Les travaux avancèrent vite puisque le premier train de voyageurs circula le 9 juillet 1898, tandis que la ligne fut ouverte aux marchandises le 1er septembre de la même année.
Dès le début, le succès fut considérable et les voyageurs affluèrent au point que, dès l’été 1898, il fallut aménager sommairement avec des bancs et des rideaux à la place des volets 4 wagons couverts pour compléter les voitures à voyageurs en nombre insuffisant.
Le tracé, d’un bout à l’autre de l’île, se développait sur près de 37 km, auxquels il faut ajouter la desserte du phare des Baleines que M. Jeancard avait souhaité établir en son nom propre sur des terrains lui appartenant. Il aura un beau succès touristique au cours de sa brève vie.
Cette antenne fut même prolongée pour desservir une éphémère usine d’iode. Un autre embranchement desservait la distillerie Auger, à Sainte-Marie.
L’ensemble du parcours se faisait en 2h15, ce qui était nettement moins que la diligence, et surtout permettait à tous de circuler et de transporter des marchandises encombrantes, notamment le sel, richesse de l’île.
Toutes les communes étaient desservies, sauf Loix malgré un projet dont le tracé devait franchir le chenal des Éveillards, mais qui fut abandonné. Il fallait donc se rendre à la station du Feneau (parfois nommée Le Feneau-Loix), et faire à l’époque appel au passeur, ou suivre le sentier submersible, aujourd’hui en bien triste état et dont le pont a disparu : la route, qui passe par le pont du Feneau et existe toujours, obligeait à faire un grand détour pour qui était à pied.
Les gares de deux types avaient été construites en bordure des villages, pour limiter les expropriations avec bâti. Seules les communes de Saint-Martin et d’Ars bénéficiaient de stations en « centre-ville », sur le port.

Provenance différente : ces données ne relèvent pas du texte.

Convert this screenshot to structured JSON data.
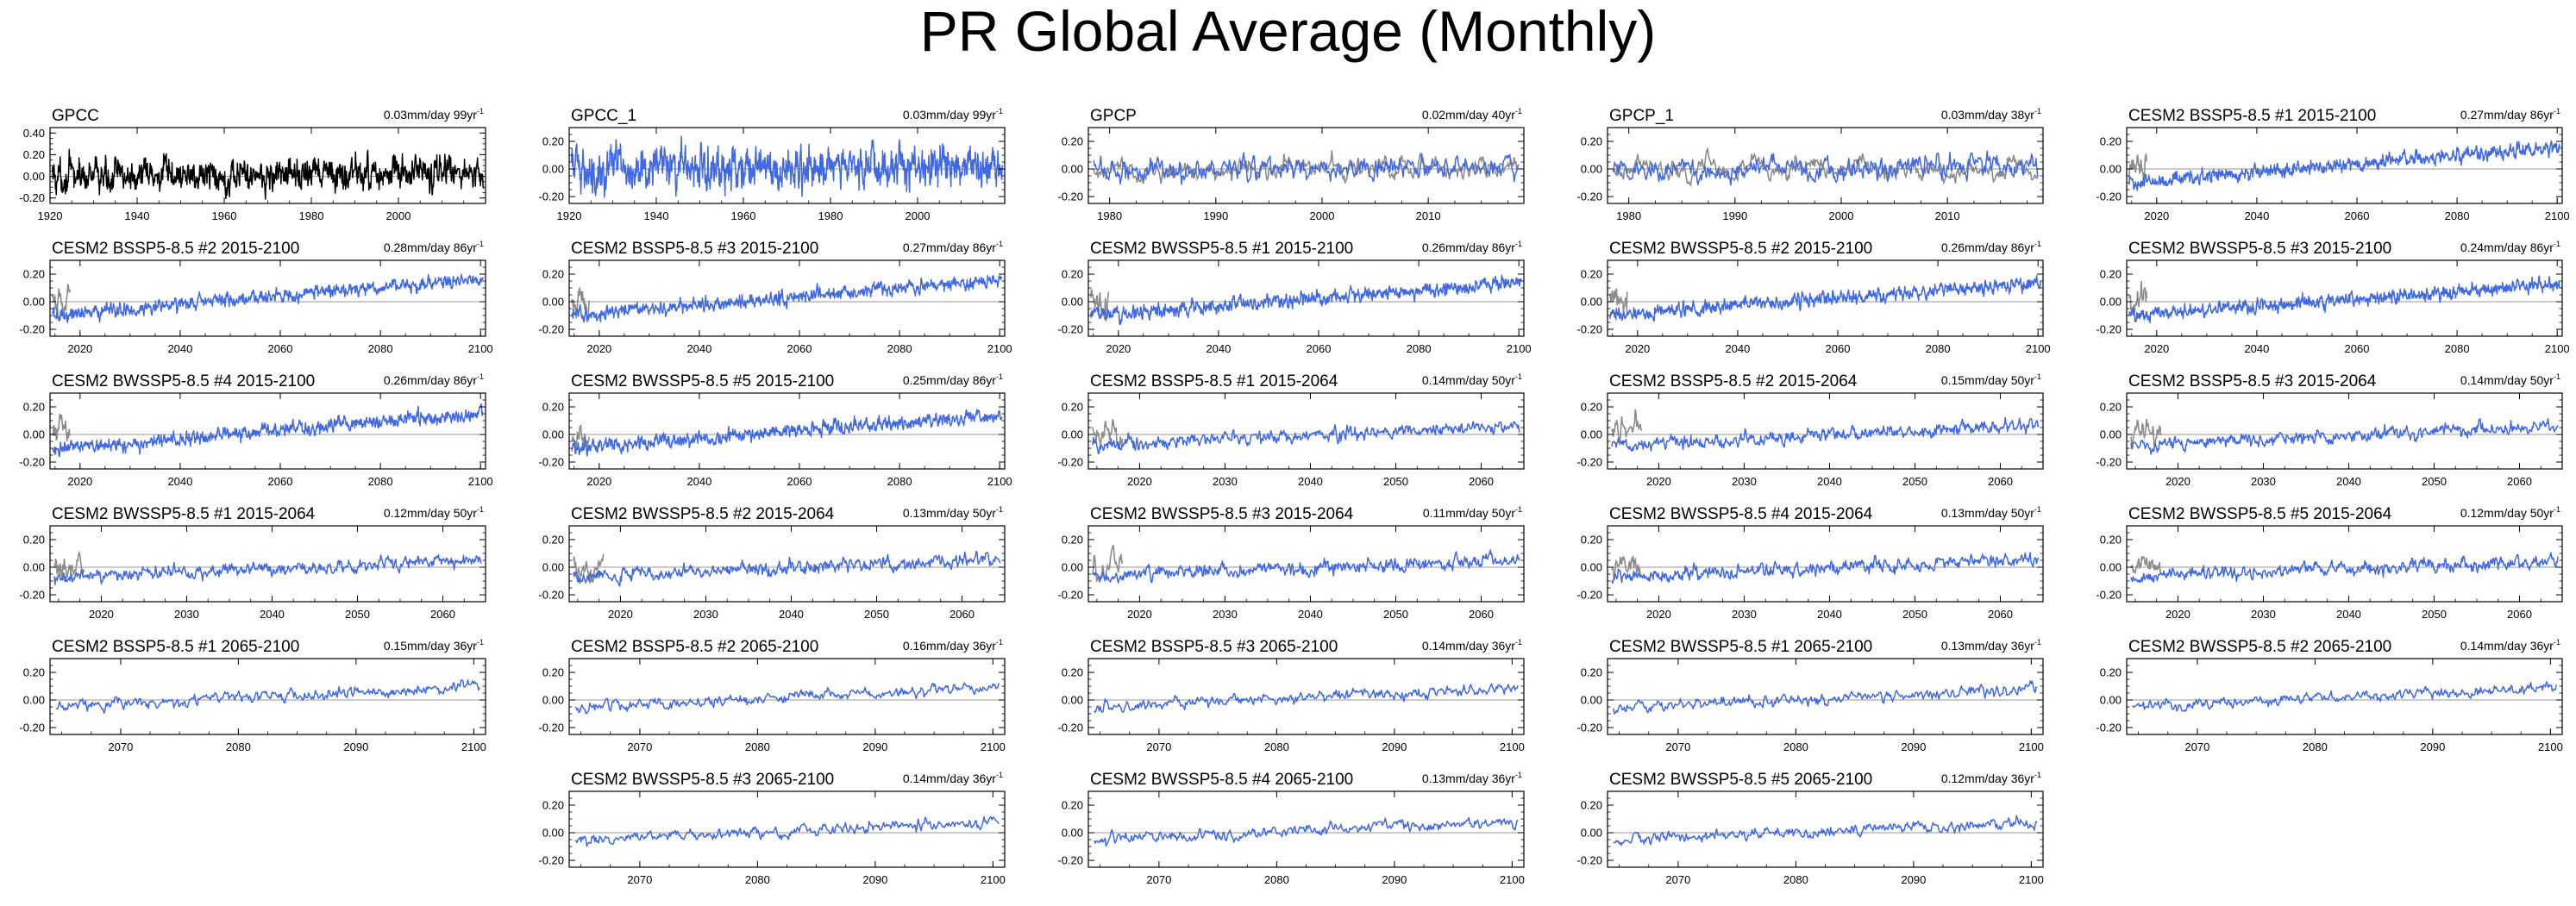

Les installations les plus importantes se trouvaient à Saint-Martin, dont le vaste dépôt et les installations portuaires en faisaient le centre névralgique. Le train entrait et sortait, après remise en tête de la locomotive, par la porte Toiras, dont la voûte porte encore la trace des passages, la suie étant incrustée dans la pierre.
Aux deux extrémités du réseau avaient été édifiées des remises pour y garer les locomotives en fin de journée. Celui des Portes existe toujours, occupé par les Pompiers.
À Sablanceaux, le train était en relation avec les bateaux à destination du continent – et de la préfecture ! Un quai en béton et une voie de 600 mm non motorisée permettait d’acheminer les bagages sans trop de fatigue. Tout ceci disparaîtra en 1988 lors de la construction du pont, en même temps que la gare en bois atypique, qui servit longtemps de bureau aux Croisières Inter-îles.
À La Flotte, l’étendue initiale comportait des voies faisant le tour du port, qui seront déposées progressivement pour disparaître totalement en 1905. La commune aura d’ailleurs la particularité de posséder deux stations successives, puisqu’après 1929 la gare, campée jusqu’alors sur le cours Chauffour face au célèbre restaurant, migrera près du cimetière.